Um aber dem Vergessen nachzuhelfen, stellt Niehans dem von ihm angegriffenen Mythos seinen ei­ge­nen Mythos, nämlich den mainstream-Mythos der neoklassischen Ökonomie gegenüber. Denn Sieger schreiben ihre Geschichte und bestimmen damit auch, was vergessen werden soll, nicht in die Lehr­plä­ne gehört oder aus der politischen agenda gestrichen wird. Niehans hält nämlich einfach das für „klassisch", was sich heute als mainstream-Doktrin durchgesetzt habe. Damit erhebt er einen absolu­ten Wahrheitsanspruch für die zeitgenössische Ökonomie [1]). Empirische Wahrheit ist aber für Nie­hans (1989a:15) sowieso unerreichbar, denn Theorie ist ihm nichts mehr als „analytisches Werkzeug". Die­ses in­stru­mentalistische Bild ist den meisten Ökonomen so recht ans Herz gewachsen, verpflichtet es doch einen Modellbauer zu rein gar nichts: Zu irgendetwas wird ein Modell immer nütze sein, und sei es zur Übung der mathematischen Fähigkeiten.

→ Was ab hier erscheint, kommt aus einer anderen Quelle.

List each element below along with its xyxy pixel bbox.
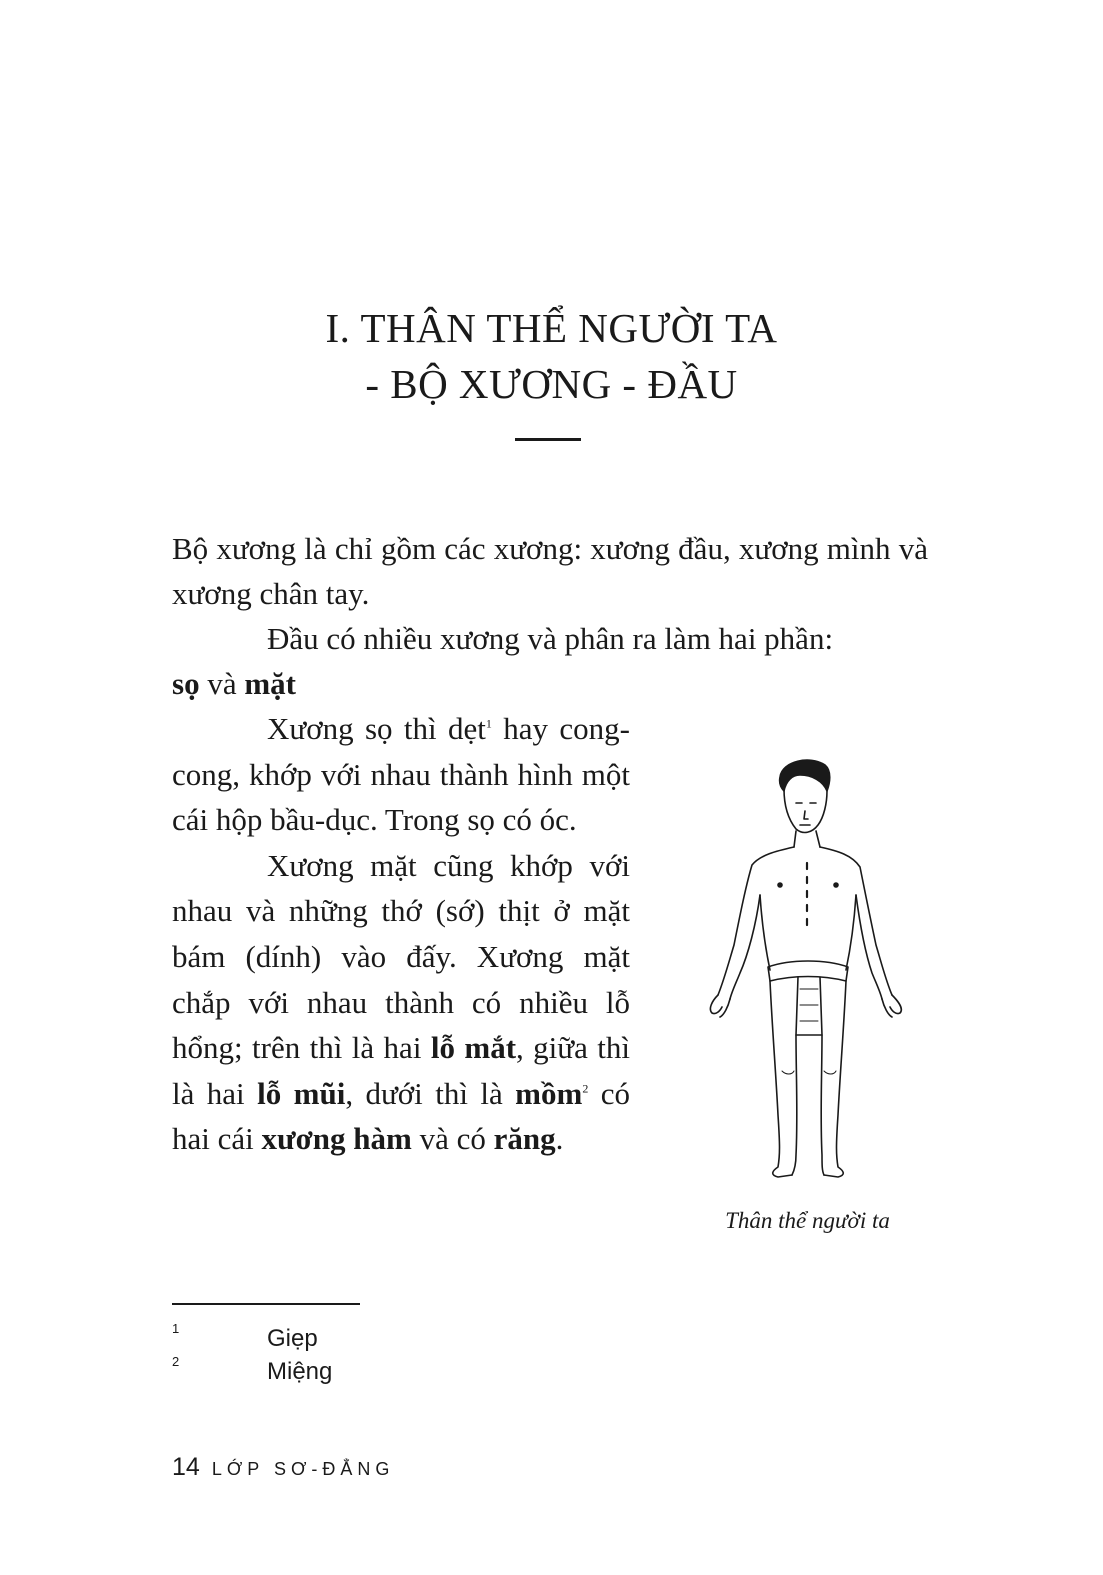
footnote-ref-2: 2 [582,1081,589,1096]
chapter-title-line1: I. THÂN THỂ NGƯỜI TA [325,305,778,351]
footnote-text: Giẹp [267,1325,318,1352]
paragraph-4: Xương mặt cũng khớp với nhau và những thớ (sớ) thịt ở mặt bám (dính) vào đấy. Xương mặt chắp với nhau thành có nhiều lỗ hổng; trên thì là hai lỗ mắt, giữa thì là hai lỗ mũi, dưới thì là mồm$^2$ có hai cái xương hàm và có răng. [172,847,630,1157]
body-column [172,706,630,1162]
footnote-number: 1 [172,1321,180,1336]
paragraph-2-cont: sọ và mặt [172,666,296,701]
running-title: LỚP SƠ-ĐẲNG [211,1459,395,1479]
paragraph-2: Đầu có nhiều xương và phân ra làm hai phần: [267,621,834,656]
footnote-number: 2 [172,1354,180,1369]
page-footer [172,1453,394,1482]
paragraph-1: Bộ xương là chỉ gồm các xương: xương đầu, xương mình và xương chân tay. [172,531,928,611]
footnote-text: Miệng [267,1358,333,1385]
chapter-title-line2: - BỘ XƯƠNG - ĐẦU [365,361,738,407]
footnote-ref-1: 1 [485,716,492,731]
paragraph-3: Xương sọ thì dẹt$^1$ hay cong-cong, khớp với nhau thành hình một cái hộp bầu-dục. Trong sọ có óc. [172,711,630,838]
figure-caption: Thân thể người ta [725,1208,890,1233]
intro-text [172,526,928,706]
title-divider [515,438,581,441]
page-number: 14 [172,1453,200,1481]
chapter-title [0,300,1103,412]
human-figure-illustration [700,755,915,1185]
footnote-divider [172,1303,360,1305]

Zu gerne übersehen wird dabei die unberechtigte Unterstellung, dass Mittel stets zweckneutral seien:

"Tools help to determine the tasks we will undertake, and languages influence what we will say. " (Boulding 1955a)

Niehans’ Geschichtsschreibung per Definitionstrick enthüllt sich aber nichts weiter als eine retro­spek­tive Nabelschau. Diese Art retrospektiver Theoriegeschichtsschreibung haben sich leider viele mo­der­ne Autoren mehr oder minder bewusst zu eigen gemacht. Daher ist es verständlich, dass Bha­radwaj (1989a:ch.III) heftige Kritik daran anmeldet, dass J. S. Mill eine ungebrochene Kontinuität der klas­sischen Theorie behauptet hatte und in ähnlicher Weise Hollander den historischen Ricardo für die Neoklassik zu vereinnahmen versuchte.Die klassische Ökonomie verfolgte aber eine völlig andere Problemperspektive als die neoklassische Preistheorie. Letztere nennt Bharadwaj (1989a:1)DSE" = „demand-and-supply-based equilibrium theories", also die Theorietradition in der Nachfolge von Walras. Demgegenüber heißt „klassische Theorie" in der Ökonomie:

„The classical theory we refer to had its beginnings in the works of William Petty in England and the Physiocrats in France. It advanced significantly through the contribution of Adam Smith and David Ricardo and found its comprehensive developments through radical recon­structions in Karl Marx. The DSE theories emerged in the third quarter of the nineteenth cen­tury, around the 1870s, spearheaded by the writings of Jevons, Menger and Walras. They rose to dominance eclipsing the classical approach not only for reasons of the logical and ana­lytical hurdles the latter theory met with, but also because of the unacceptability of its sharp theoretical positions stressing the conflict-ridden dynamics of capitalist distribution and ac­cu­mulation. The approach was prematurely abandoned and was superseded even while the logical problems remained unsufficiently explored and hence solved." (Bharadwaj 1989a:1)



[1]) oder möchte Niehans nach jedem Paradigmawechsel „klassisch" jedes Mal neu bestimmen?! Niehans dokumentiert damit in bemerkenswerter Weise die ökonomische Ideologie, die Marx schon bei seinen ökonomischen Zeitgenossen so verstimmt hat: Geschichte ist gewesen, ab heute gibt es keine Geschichte - d.h. Weiterentwicklung - mehr!